No, Josh Hawley, we aren’t living in an ‘age of monopoly’ killing small business
Washington is nothing if not a vast assembly line for groupthink. It cranks out dubious claims faster than the chocolate assembly line in that famous scene from I Love Lucy. A case in point was a recent morsel from Missouri’s Sen. Josh Hawley, who penned an essay in the Wall Street Journal calling for a new generation of trustbusters to go after Big Tech in particular.
Hawley attempted to substantiate his populist argument that we are in an “age of monopoly” by repeating a series of faulty claims that have been passed around Washington so frequently that they have taken on almost mythic proportions.
To make it seem like rapacious monopolists are killing small business, Hawley stated that new business formation is “roughly half of what it was in the 1970s.” Actually, it declined by about one-third, but the real question is whether that was because of an increase in monopolies. No, it wasn’t. When you examine the 259 industries for which relevant data are available, you find no correlation between changes in concentration and changes in the number of startups. Moreover, all of the decline has occurred in retail — where large, but not monopolistic stores have gained market share from smaller, less efficient ones.

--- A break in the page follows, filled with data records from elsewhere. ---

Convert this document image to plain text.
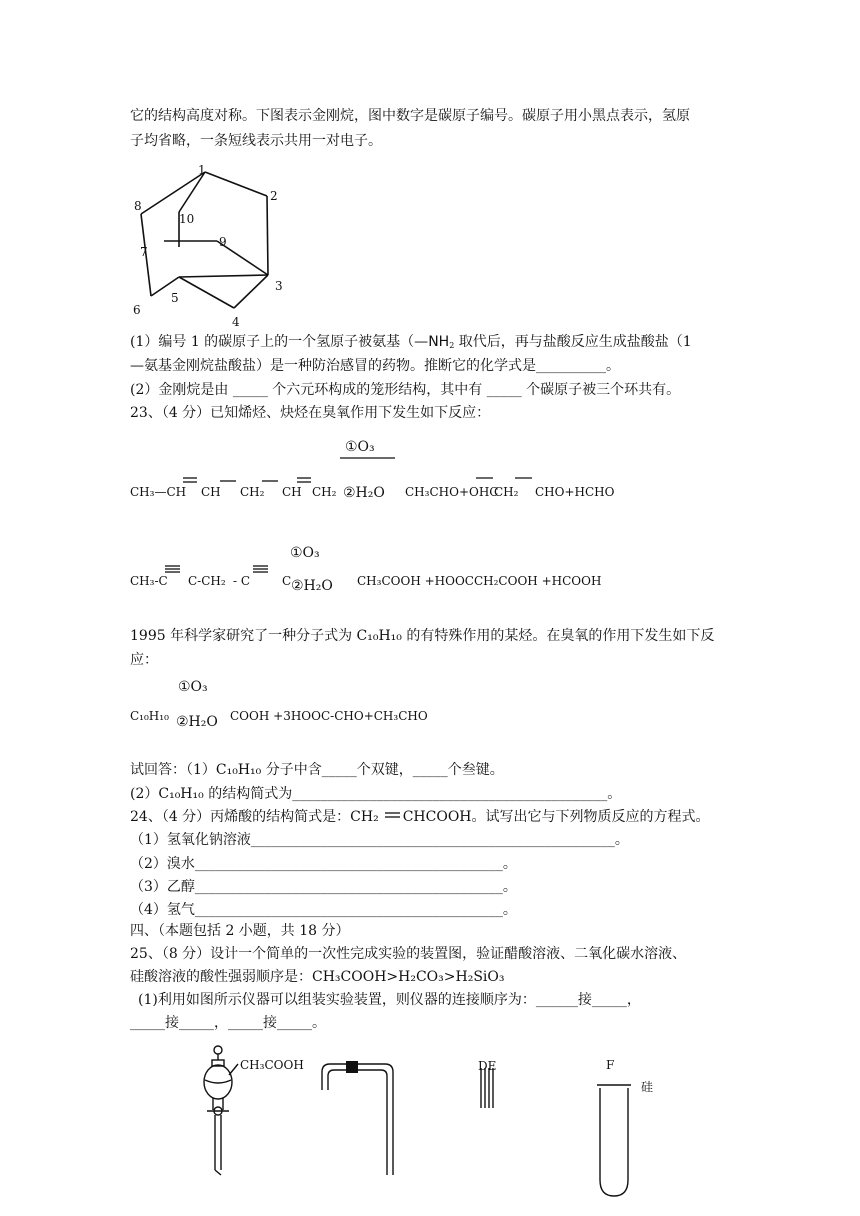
它的结构高度对称。下图表示金刚烷，图中数字是碳原子编号。碳原子用小黑点表示，氢原
子均省略，一条短线表示共用一对电子。
1
2
3
4
5
6
7
8
9
10
(1）编号 1 的碳原子上的一个氢原子被氨基（$—NH_2$ 取代后，再与盐酸反应生成盐酸盐（1
—氨基金刚烷盐酸盐）是一种防治感冒的药物。推断它的化学式是__________。
(2）金刚烷是由 _____ 个六元环构成的笼形结构，其中有 _____ 个碳原子被三个环共有。
23、（4 分）已知烯烃、炔烃在臭氧作用下发生如下反应：
①O₃
CH₃—CH CH CH₂ CH CH₂ ②H₂O CH₃CHO+OHC
CH₂ CHO+HCHO
①O₃
CH₃-C C-CH₂ - C	C ②H₂O CH₃COOH +HOOCCH₂COOH +HCOOH
1995 年科学家研究了一种分子式为 C₁₀H₁₀ 的有特殊作用的某烃。在臭氧的作用下发生如下反
应：
①O₃
C₁₀H₁₀ ②H₂O COOH +3HOOC-CHO+CH₃CHO
试回答：（1）C₁₀H₁₀ 分子中含_____个双键，_____个叁键。
(2）C₁₀H₁₀ 的结构简式为_____________________________________________。
24、（4 分）丙烯酸的结构简式是：CH₂ CHCOOH。试写出它与下列物质反应的方程式。
（1）氢氧化钠溶液____________________________________________________。
（2）溴水____________________________________________。
（3）乙醇____________________________________________。
（4）氢气____________________________________________。
四、（本题包括 2 小题，共 18 分）
25、（8 分）设计一个简单的一次性完成实验的装置图，验证醋酸溶液、二氧化碳水溶液、
硅酸溶液的酸性强弱顺序是：CH₃COOH>H₂CO₃>H₂SiO₃
(1)利用如图所示仪器可以组装实验装置，则仪器的连接顺序为：______接_____，
_____接_____，_____接_____。
CH₃COOH	DE	F
硅
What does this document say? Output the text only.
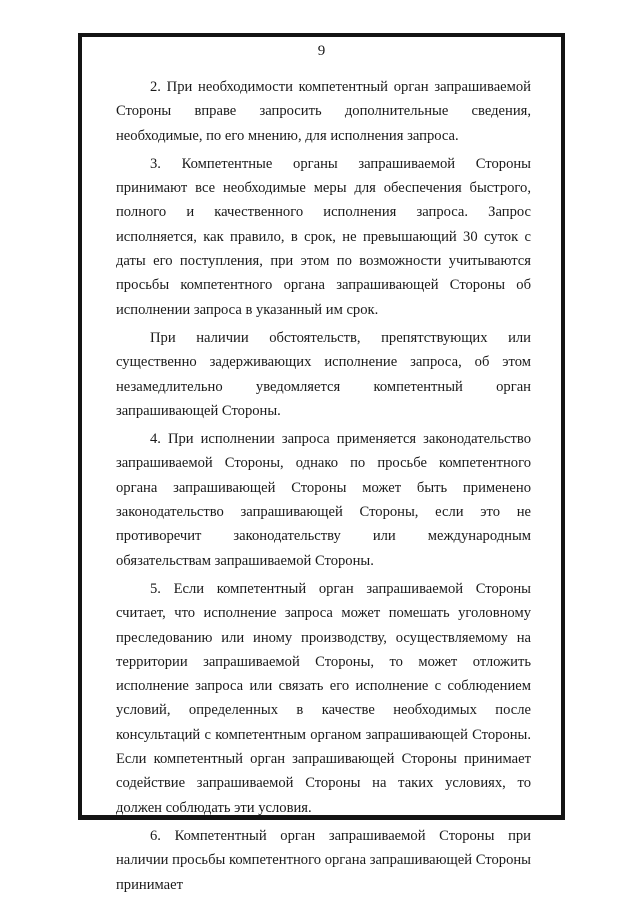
9

2. При необходимости компетентный орган запрашиваемой Стороны вправе запросить дополнительные сведения, необходимые, по его мнению, для исполнения запроса.

3. Компетентные органы запрашиваемой Стороны принимают все необходимые меры для обеспечения быстрого, полного и качественного исполнения запроса. Запрос исполняется, как правило, в срок, не превышающий 30 суток с даты его поступления, при этом по возможности учитываются просьбы компетентного органа запрашивающей Стороны об исполнении запроса в указанный им срок.

При наличии обстоятельств, препятствующих или существенно задерживающих исполнение запроса, об этом незамедлительно уведомляется компетентный орган запрашивающей Стороны.

4. При исполнении запроса применяется законодательство запрашиваемой Стороны, однако по просьбе компетентного органа запрашивающей Стороны может быть применено законодательство запрашивающей Стороны, если это не противоречит законодательству или международным обязательствам запрашиваемой Стороны.

5. Если компетентный орган запрашиваемой Стороны считает, что исполнение запроса может помешать уголовному преследованию или иному производству, осуществляемому на территории запрашиваемой Стороны, то может отложить исполнение запроса или связать его исполнение с соблюдением условий, определенных в качестве необходимых после консультаций с компетентным органом запрашивающей Стороны. Если компетентный орган запрашивающей Стороны принимает содействие запрашиваемой Стороны на таких условиях, то должен соблюдать эти условия.

6. Компетентный орган запрашиваемой Стороны при наличии просьбы компетентного органа запрашивающей Стороны принимает
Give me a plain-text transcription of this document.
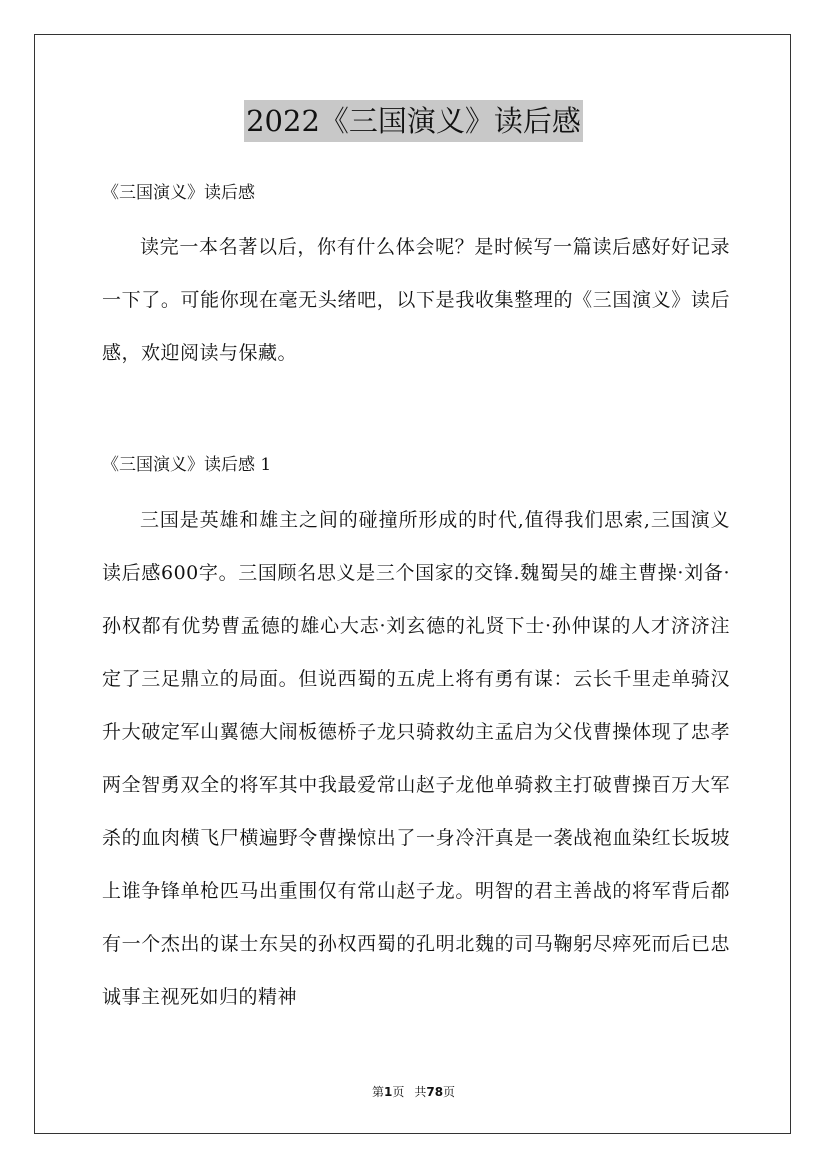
2022《三国演义》读后感

《三国演义》读后感

读完一本名著以后，你有什么体会呢？是时候写一篇读后感好好记录一下了。可能你现在毫无头绪吧，以下是我收集整理的《三国演义》读后感，欢迎阅读与保藏。

《三国演义》读后感 1

三国是英雄和雄主之间的碰撞所形成的时代,值得我们思索,三国演义读后感600字。三国顾名思义是三个国家的交锋.魏蜀吴的雄主曹操·刘备·孙权都有优势曹孟德的雄心大志·刘玄德的礼贤下士·孙仲谋的人才济济注定了三足鼎立的局面。但说西蜀的五虎上将有勇有谋：云长千里走单骑汉升大破定军山翼德大闹板德桥子龙只骑救幼主孟启为父伐曹操体现了忠孝两全智勇双全的将军其中我最爱常山赵子龙他单骑救主打破曹操百万大军杀的血肉横飞尸横遍野令曹操惊出了一身冷汗真是一袭战袍血染红长坂坡上谁争锋单枪匹马出重围仅有常山赵子龙。明智的君主善战的将军背后都有一个杰出的谋士东吴的孙权西蜀的孔明北魏的司马鞠躬尽瘁死而后已忠诚事主视死如归的精神

第1页 共78页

Hawley further claimed monopolies have led to workers receiving a declining share of national income. But the real reason for that trend is that there has been an increase in self-employment and rental income (including the mortgage payments). Factoring in those trends, labor’s share of national income actually grew from around 80% in the mid-1980s to 84% in 2019.
At the core of Hawley’s argument that we are living in an “age of monopoly” is the contention that two-thirds of industries have become more concentrated since the 1990s. But whether concentration went up or down is not the issue: What matters is whether monopoly has been increasing.
It hasn’t. Newly released Census data, which paints a picture through 2017, shows 77% of industries were unconcentrated (with the top four firms holding less than half of the market) and 19% were moderately concentrated (with the top four capturing between 50% and 80%), whereas just 4% of industries were highly concentrated (top four firms having more than 80% market share). Most of these were highly capital-intensive industries that require economies of scale, such as aircraft manufacturing, guided missiles and deep sea passenger transportation.
Hawley also railed against airline consolidation, assuming it’s been bad for consumers. Yet, between 1997 and 2014, airline productivity increased almost four times faster than the rest of the economy. Meanwhile, from 1995 to 2015, prices increased only about half as fast as inflation. And in 2017, airlines were investing almost three times more in capital equipment than in the early 2000s. What exactly is the problem here?
Finally, Hawley tried to justify a radical shift in antitrust policy by appealing to his party’s heritage, asserting that “Republicans were once the party of trustbusters.” Presumably, he was talking about Teddy Roosevelt. But Roosevelt was far from the business-bashing “trustbuster” of popular mythology. He actually distinguished between “good” and “bad” trusts, telling Congress in 1905, “I am in no sense hostile to corporations. This is an age of combination, and any effort to prevent combination will not only be useless, but in the end, vicious.”
None of this it to say there are not challenges in the economy that antitrust could address, especially where the courts find anticompetitive conduct. But breaking up successful companies just for being big is a prescription for national decline.
Robert D. Atkinson is founder and president of the 501(c)(3) nonprofit Information Technology and Innovation Foundation, the leading think tank for science and technology policy.